Oui, il bouillonne, l’air. À Serins, piégé entre l’asphalte et le béton, cerné par les plans d’eau éclatants, gorgé de saloperies en suspension et de gaz chauffés à blanc, l’air est carrément irrespirable, ces jours-ci. En forêt, et à Pavonis, la chaleur n’est pas la même, elle n’est pas urbaine, même si elle se traîne des saloperies, elle aussi. Elle n’est pas encastrée dans une architecture compacte, mais elle écrase à sa manière, avec toute cette végétation qui transpire, qui se vide, qui alourdit l’air, et puis qui s’assèche avec les sols.

Dorian sait qu’il y a des prairies humides, dans le coin, plus loin peut-être. Il imagine de joyeux moustiques en profiter. Mais là, c’est une clairière baignée par le soleil qu’il recherche, depuis au moins une heure. Il a eu du mal à s’orienter dans le soir tombant, du mal à refaire le chemin - Anton, en bon connaisseur des lieux, a fait du hors-piste. L’inspecteur se rend compte qu’il n’a vraiment pas pris assez de points GPS, plus tôt, et il rectifie, du mieux qu’il peut, cette erreur. Il accumule les points, et les enverra tous en une seule fois à Samia, lorsqu’il aura trouvé la cabane. Le réseau devient capricieux, aussi se dit-il qu’il atteint sûrement sa destination.

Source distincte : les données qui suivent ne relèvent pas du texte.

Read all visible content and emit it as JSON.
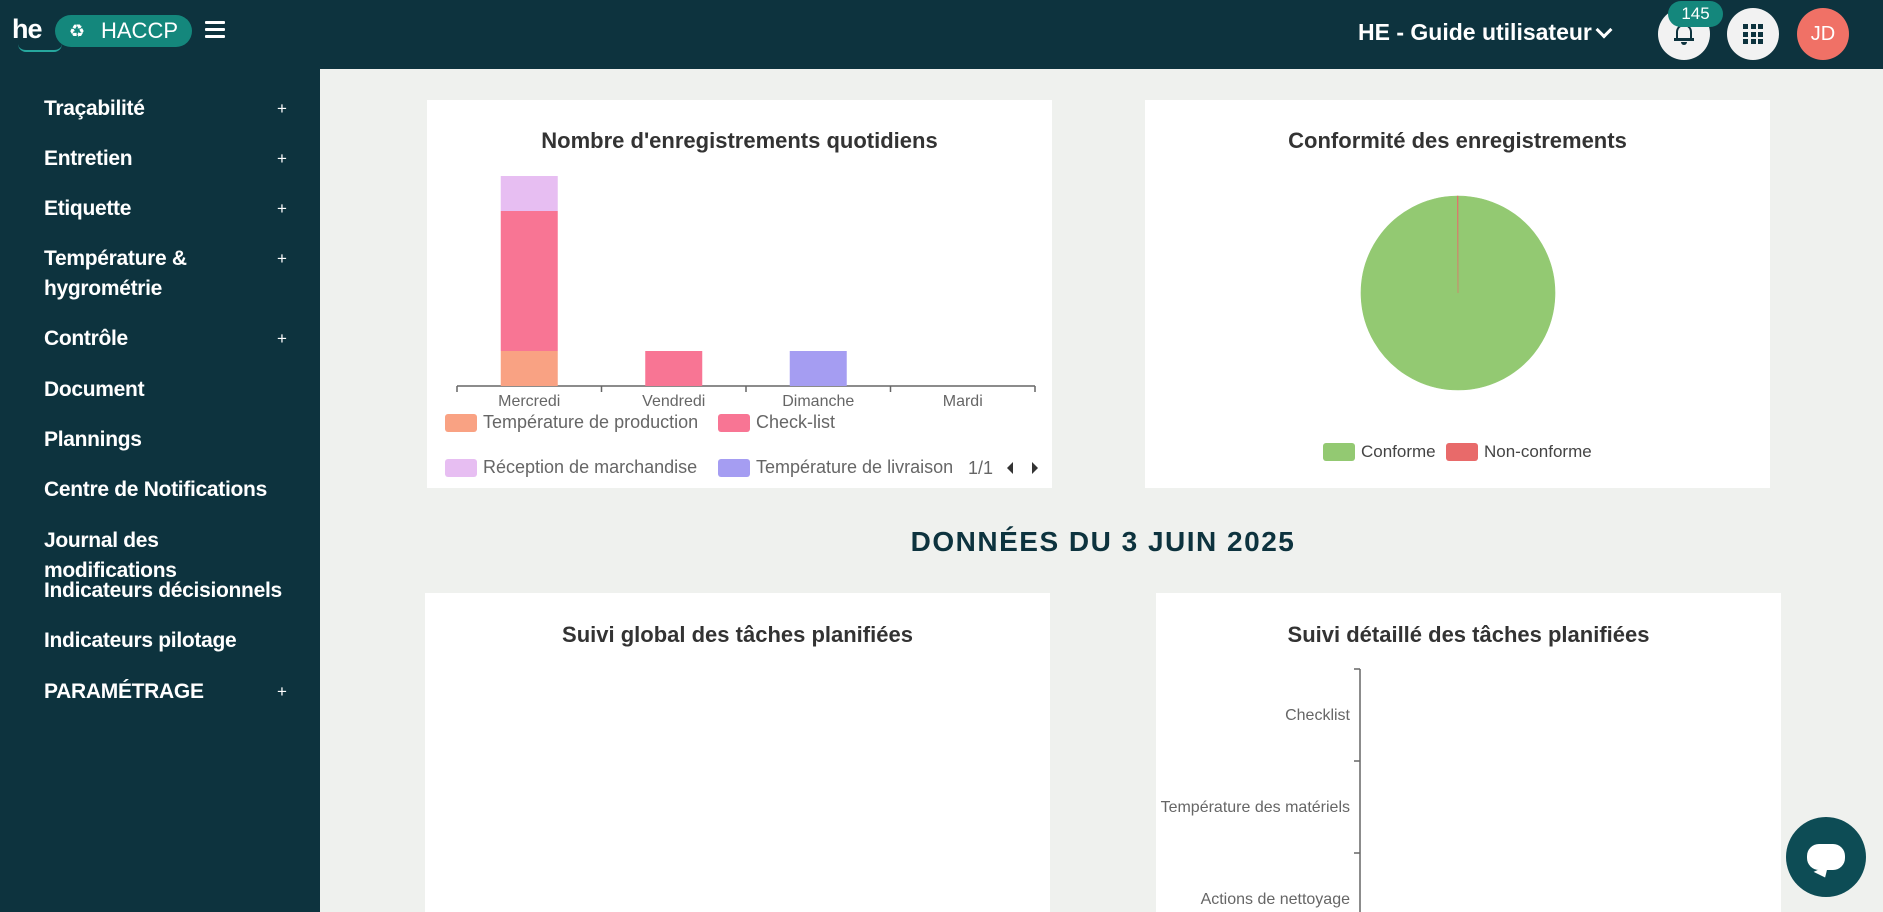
{
  "topbar": {
    "logo_text": "he",
    "app_name": "HACCP",
    "organization": "HE - Guide utilisateur",
    "notifications_count": "145",
    "user_initials": "JD",
    "colors": {
      "bar": "#0d333e",
      "accent": "#14877c",
      "avatar": "#f07166"
    }
  },
  "sidebar": {
    "items": [
      {
        "label": "Traçabilité",
        "expandable": "+"
      },
      {
        "label": "Entretien",
        "expandable": "+"
      },
      {
        "label": "Etiquette",
        "expandable": "+"
      },
      {
        "label": "Température &",
        "label2": "hygrométrie",
        "expandable": "+"
      },
      {
        "label": "Contrôle",
        "expandable": "+"
      },
      {
        "label": "Document"
      },
      {
        "label": "Plannings"
      },
      {
        "label": "Centre de Notifications"
      },
      {
        "label": "Journal des modifications"
      },
      {
        "label": "Indicateurs décisionnels"
      },
      {
        "label": "Indicateurs pilotage"
      },
      {
        "label": "PARAMÉTRAGE",
        "expandable": "+"
      }
    ]
  },
  "daily_chart": {
    "title": "Nombre d'enregistrements quotidiens",
    "pagination": "1/1",
    "legend": [
      {
        "name": "Température de production",
        "color": "#f9a283"
      },
      {
        "name": "Check-list",
        "color": "#f87594"
      },
      {
        "name": "Réception de marchandise",
        "color": "#e7bef2"
      },
      {
        "name": "Température de livraison",
        "color": "#a59df2"
      }
    ]
  },
  "conformity_chart": {
    "title": "Conformité des enregistrements",
    "legend": [
      {
        "name": "Conforme",
        "color": "#93c972"
      },
      {
        "name": "Non-conforme",
        "color": "#e86a6a"
      }
    ]
  },
  "section_heading": "DONNÉES DU 3 JUIN 2025",
  "global_tasks": {
    "title": "Suivi global des tâches planifiées"
  },
  "detail_tasks": {
    "title": "Suivi détaillé des tâches planifiées",
    "categories": [
      "Checklist",
      "Température des matériels",
      "Actions de nettoyage"
    ]
  },
  "chart_data": [
    {
      "type": "bar",
      "stacked": true,
      "title": "Nombre d'enregistrements quotidiens",
      "categories": [
        "Mercredi",
        "Vendredi",
        "Dimanche",
        "Mardi"
      ],
      "series": [
        {
          "name": "Température de production",
          "values": [
            1,
            0,
            0,
            0
          ]
        },
        {
          "name": "Check-list",
          "values": [
            4,
            1,
            0,
            0
          ]
        },
        {
          "name": "Réception de marchandise",
          "values": [
            1,
            0,
            0,
            0
          ]
        },
        {
          "name": "Température de livraison",
          "values": [
            0,
            0,
            1,
            0
          ]
        }
      ],
      "legend": "bottom"
    },
    {
      "type": "pie",
      "title": "Conformité des enregistrements",
      "slices": [
        {
          "name": "Conforme",
          "value": 99.9
        },
        {
          "name": "Non-conforme",
          "value": 0.1
        }
      ],
      "legend": "bottom"
    },
    {
      "type": "bar",
      "orientation": "horizontal",
      "title": "Suivi détaillé des tâches planifiées",
      "categories": [
        "Checklist",
        "Température des matériels",
        "Actions de nettoyage"
      ]
    }
  ]
}
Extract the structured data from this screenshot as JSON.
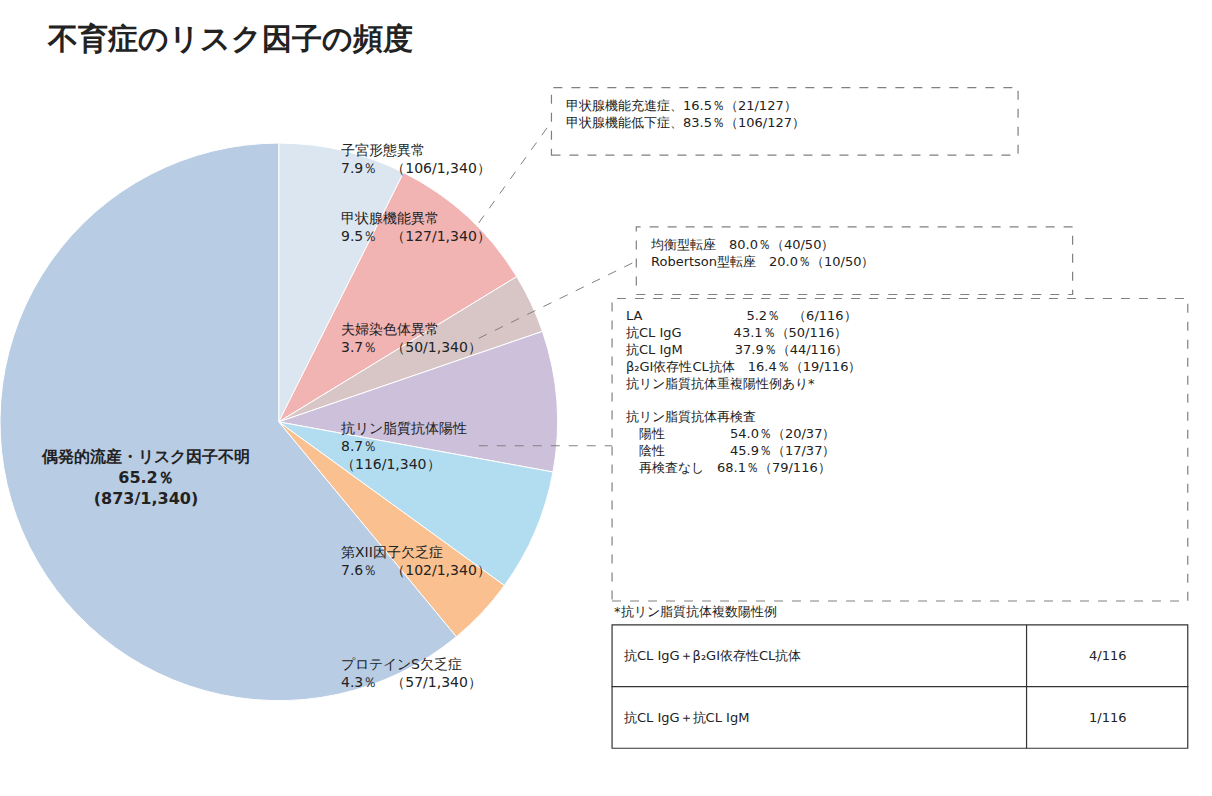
{
  "chart_data": {
    "type": "pie",
    "title": "不育症のリスク因子の頻度",
    "categories": [
      "子宮形態異常\n7.9％　（106/1,340）",
      "甲状腺機能異常\n9.5％　（127/1,340）",
      "夫婦染色体異常\n3.7％　（50/1,340）",
      "抗リン脂質抗体陽性\n8.7％\n（116/1,340）",
      "第XII因子欠乏症\n7.6％　（102/1,340）",
      "プロテインS欠乏症\n4.3％　（57/1,340）",
      "偶発的流産・リスク因子不明\n65.2％\n(873/1,340)"
    ],
    "values": [
      7.9,
      9.5,
      3.7,
      8.7,
      7.6,
      4.3,
      65.2
    ],
    "colors": [
      "#dce6f1",
      "#f2b3b3",
      "#d8c5c5",
      "#ccc0da",
      "#b2ddf0",
      "#fac090",
      "#b8cce4"
    ],
    "annotations": [
      "甲状腺機能充進症、16.5％（21/127）\n甲状腺機能低下症、83.5％（106/127）",
      "均衡型転座　80.0％（40/50）\nRobertson型転座　20.0％（10/50）",
      "LA　　　　　　　　5.2％　（6/116）\n抗CL IgG　　　　43.1％（50/116）\n抗CL IgM　　　　37.9％（44/116）\nβ₂GI依存性CL抗体　16.4％（19/116）\n抗リン脂質抗体重複陽性例あり*\n\n抗リン脂質抗体再検査\n　陽性　　　　　54.0％（20/37）\n　陰性　　　　　45.9％（17/37）\n　再検査なし　68.1％（79/116）"
    ],
    "table": {
      "title": "*抗リン脂質抗体複数陽性例",
      "rows": [
        [
          "抗CL IgG＋β₂GI依存性CL抗体",
          "4/116"
        ],
        [
          "抗CL IgG＋抗CL IgM",
          "1/116"
        ]
      ]
    }
  }
}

Dix minutes plus tard, la clairière se découpe difficilement devant lui, sous la faible lueur de la lune, alors à moitié pleine. Et, en effet, une cabane s’y dresse bien, à la lisière des bois, du côté opposé à celui par lequel il arrive.

Épuisé, il se voit réveillé par un léger shoot d’adrénaline ; il se met à courir, malgré ses muscles acides, essorés par la longue attente, debout devant la fenêtre d’Anton, puis la première randonnée jusqu’ici, suivie par l’immobilisme inconfortable de la 207, et son heure de perdition dans les bois. Arrivé jusqu’à la petite bâtisse en bois, peinte d’un vert foncé tout délavé, il colle son visage à une fenêtre minuscule, cogne ses phalanges contre la vitre, attend une réponse, teste la poignée, verrouillée, puis retourne inspecter les fenêtres, aidé de sa Maglite, qu’il gardait jusque-là sagement rangée, histoire de rester discret.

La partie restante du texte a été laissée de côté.